Overview of ds385

This website aims to help students get going in the wide wide world of data science. The functions within are meant to showcase simpler (and thus less robust) implementations of more complex topics, which come up frequently throughout data science. Below you’ll find some references that should be useful at various times throughout the semester.


Before we get to any Python, you should first familiarize yourself with at the following topics from MIT’s course The Missing Semester of Your CS Education:

  • Course overview + the shell

  • Shell Tools and Scripting

  • Editors

  • Data Wrangling

  • Command-line Environment

  • Version Control (Git)

We won’t cover all the subtopics, but it wouldn’t hurt you if you did.

If you don’t have a working Python environment and IDE, then I suggest you use Jupyter Desktop for DS385. This isn’t my recommendation for long term use of Python, but it’s a good start.
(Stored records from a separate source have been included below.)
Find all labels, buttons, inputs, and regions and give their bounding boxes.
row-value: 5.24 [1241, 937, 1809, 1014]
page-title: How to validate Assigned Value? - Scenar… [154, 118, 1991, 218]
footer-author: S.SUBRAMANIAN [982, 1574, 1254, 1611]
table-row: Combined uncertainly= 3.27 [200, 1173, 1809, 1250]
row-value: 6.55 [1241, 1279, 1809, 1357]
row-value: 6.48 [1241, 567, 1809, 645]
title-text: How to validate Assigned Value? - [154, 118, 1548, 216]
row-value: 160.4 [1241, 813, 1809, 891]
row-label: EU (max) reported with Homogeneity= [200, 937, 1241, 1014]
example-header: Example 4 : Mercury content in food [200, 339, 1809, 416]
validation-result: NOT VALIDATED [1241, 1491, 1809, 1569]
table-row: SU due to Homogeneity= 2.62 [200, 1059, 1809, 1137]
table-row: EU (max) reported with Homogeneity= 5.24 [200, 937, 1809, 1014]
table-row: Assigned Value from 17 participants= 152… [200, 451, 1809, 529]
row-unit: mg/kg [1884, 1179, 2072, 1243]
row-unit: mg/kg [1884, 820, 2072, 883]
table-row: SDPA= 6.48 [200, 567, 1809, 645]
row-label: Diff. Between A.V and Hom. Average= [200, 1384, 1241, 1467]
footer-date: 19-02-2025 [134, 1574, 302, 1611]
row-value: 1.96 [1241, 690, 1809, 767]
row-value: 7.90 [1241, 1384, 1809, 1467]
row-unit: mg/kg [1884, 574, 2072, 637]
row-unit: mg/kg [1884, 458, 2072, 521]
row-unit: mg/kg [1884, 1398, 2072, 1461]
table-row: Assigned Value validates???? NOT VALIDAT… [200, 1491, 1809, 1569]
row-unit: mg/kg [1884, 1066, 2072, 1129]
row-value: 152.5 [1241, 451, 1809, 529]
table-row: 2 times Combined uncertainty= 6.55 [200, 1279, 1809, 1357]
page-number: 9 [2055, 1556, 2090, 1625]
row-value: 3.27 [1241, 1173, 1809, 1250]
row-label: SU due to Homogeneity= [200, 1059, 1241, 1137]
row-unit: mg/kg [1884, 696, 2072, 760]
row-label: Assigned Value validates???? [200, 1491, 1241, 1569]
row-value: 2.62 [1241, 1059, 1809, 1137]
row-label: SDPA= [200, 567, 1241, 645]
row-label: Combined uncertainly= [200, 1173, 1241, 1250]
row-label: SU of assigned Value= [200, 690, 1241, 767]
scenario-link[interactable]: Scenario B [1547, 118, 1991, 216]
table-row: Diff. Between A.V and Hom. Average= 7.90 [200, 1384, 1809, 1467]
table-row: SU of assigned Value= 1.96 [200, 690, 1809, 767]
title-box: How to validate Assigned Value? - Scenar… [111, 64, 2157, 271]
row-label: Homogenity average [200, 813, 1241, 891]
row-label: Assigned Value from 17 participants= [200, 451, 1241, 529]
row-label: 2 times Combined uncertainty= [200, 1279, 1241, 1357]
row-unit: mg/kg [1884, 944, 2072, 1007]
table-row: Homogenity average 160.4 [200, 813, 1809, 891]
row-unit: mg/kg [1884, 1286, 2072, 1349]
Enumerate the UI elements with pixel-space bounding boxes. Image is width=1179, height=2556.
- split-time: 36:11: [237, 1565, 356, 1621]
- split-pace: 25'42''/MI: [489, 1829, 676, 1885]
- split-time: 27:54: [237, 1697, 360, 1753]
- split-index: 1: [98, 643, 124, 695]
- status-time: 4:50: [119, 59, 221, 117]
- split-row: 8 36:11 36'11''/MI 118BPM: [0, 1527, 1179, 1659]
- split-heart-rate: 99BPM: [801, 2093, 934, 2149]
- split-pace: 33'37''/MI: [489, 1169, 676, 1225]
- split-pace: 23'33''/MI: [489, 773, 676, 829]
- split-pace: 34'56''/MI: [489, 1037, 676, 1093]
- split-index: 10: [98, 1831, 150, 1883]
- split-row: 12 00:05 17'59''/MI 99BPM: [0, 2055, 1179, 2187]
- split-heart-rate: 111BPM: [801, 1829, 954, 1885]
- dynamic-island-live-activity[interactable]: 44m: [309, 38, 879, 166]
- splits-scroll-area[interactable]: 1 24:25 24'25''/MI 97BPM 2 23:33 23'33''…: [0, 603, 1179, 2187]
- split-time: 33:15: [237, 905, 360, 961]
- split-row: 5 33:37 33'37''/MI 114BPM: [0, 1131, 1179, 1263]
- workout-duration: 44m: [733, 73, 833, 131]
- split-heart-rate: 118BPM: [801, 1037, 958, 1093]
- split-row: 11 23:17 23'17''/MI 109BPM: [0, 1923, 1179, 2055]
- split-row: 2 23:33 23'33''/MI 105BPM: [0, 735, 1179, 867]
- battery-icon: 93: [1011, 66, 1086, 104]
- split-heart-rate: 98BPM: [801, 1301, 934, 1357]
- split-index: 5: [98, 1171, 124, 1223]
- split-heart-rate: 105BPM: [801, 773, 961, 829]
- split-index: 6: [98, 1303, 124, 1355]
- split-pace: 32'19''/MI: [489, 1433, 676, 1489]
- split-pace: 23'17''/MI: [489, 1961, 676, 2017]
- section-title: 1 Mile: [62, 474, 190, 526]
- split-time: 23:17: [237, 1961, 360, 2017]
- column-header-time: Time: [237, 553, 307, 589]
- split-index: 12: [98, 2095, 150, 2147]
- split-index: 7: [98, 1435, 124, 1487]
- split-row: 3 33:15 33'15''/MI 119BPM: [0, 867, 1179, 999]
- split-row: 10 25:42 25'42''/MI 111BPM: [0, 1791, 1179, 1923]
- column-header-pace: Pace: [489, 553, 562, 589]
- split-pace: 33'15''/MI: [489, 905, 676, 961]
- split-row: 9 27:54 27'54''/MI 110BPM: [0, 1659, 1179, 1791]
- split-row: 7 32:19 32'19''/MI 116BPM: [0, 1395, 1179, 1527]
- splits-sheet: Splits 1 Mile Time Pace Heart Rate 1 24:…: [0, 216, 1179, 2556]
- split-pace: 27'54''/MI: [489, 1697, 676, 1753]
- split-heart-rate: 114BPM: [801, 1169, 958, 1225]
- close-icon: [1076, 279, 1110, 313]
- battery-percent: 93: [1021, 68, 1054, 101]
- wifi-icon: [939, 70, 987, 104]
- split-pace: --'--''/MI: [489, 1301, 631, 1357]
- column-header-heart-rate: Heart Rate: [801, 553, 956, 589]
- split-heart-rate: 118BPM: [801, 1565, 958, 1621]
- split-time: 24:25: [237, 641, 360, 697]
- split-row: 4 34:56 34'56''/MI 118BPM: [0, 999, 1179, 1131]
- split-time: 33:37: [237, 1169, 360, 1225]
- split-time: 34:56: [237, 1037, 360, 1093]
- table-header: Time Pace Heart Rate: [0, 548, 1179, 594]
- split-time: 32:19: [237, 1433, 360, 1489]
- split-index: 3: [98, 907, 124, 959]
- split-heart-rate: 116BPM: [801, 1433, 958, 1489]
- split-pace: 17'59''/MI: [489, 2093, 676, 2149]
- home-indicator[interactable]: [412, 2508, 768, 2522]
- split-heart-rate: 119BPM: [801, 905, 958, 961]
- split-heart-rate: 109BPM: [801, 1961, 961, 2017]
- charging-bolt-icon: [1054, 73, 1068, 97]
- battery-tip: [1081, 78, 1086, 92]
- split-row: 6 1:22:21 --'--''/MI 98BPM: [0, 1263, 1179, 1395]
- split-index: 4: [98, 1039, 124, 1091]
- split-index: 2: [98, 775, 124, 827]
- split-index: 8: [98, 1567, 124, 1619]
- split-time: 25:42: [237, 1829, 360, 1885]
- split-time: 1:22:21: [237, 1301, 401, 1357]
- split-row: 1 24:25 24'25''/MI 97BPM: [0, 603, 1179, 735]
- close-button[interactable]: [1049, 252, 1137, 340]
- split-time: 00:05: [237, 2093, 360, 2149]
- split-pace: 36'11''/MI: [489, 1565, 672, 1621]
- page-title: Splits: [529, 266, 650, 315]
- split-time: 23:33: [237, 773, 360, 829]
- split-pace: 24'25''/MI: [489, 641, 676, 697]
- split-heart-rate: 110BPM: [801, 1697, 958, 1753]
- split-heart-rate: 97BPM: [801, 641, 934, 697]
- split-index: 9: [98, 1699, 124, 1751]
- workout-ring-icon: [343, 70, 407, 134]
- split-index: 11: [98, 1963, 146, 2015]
Stanford’s CS231n course has a good and relatively quick introduction to the Python programming language.

For some help getting started with building a Python package see Alex Kyllo’s post Easy Python Package Publishing with Poetry. Of course the documentation for the Python package poetry, even if it takes a while to figure out.

Documentation on the Sphinx markup language reStructured Text.

Tips for contour plots in Python’s Matplotlib from Jake Vanderplas.

Louis Tiao has a nice post about visualizing and animating optimization algorithms with matplotlib.

The book Hands-On Machine Learning with R, by Bradley Boehmke & Brandon Greenwellis, a great resource.

Drawing again on Stanford’s CS231n course, I like their discussion of hyperparameter tuning.

Sebastian Ruder has a fairly popular blog post which provides an overview of some of the more popular gradient descent optimization algorithms, An overview of gradient descent optimization algorithms. John Chen provided a follow up post An updated overview of recent gradient descent algorithms, which includes some more mordern methods.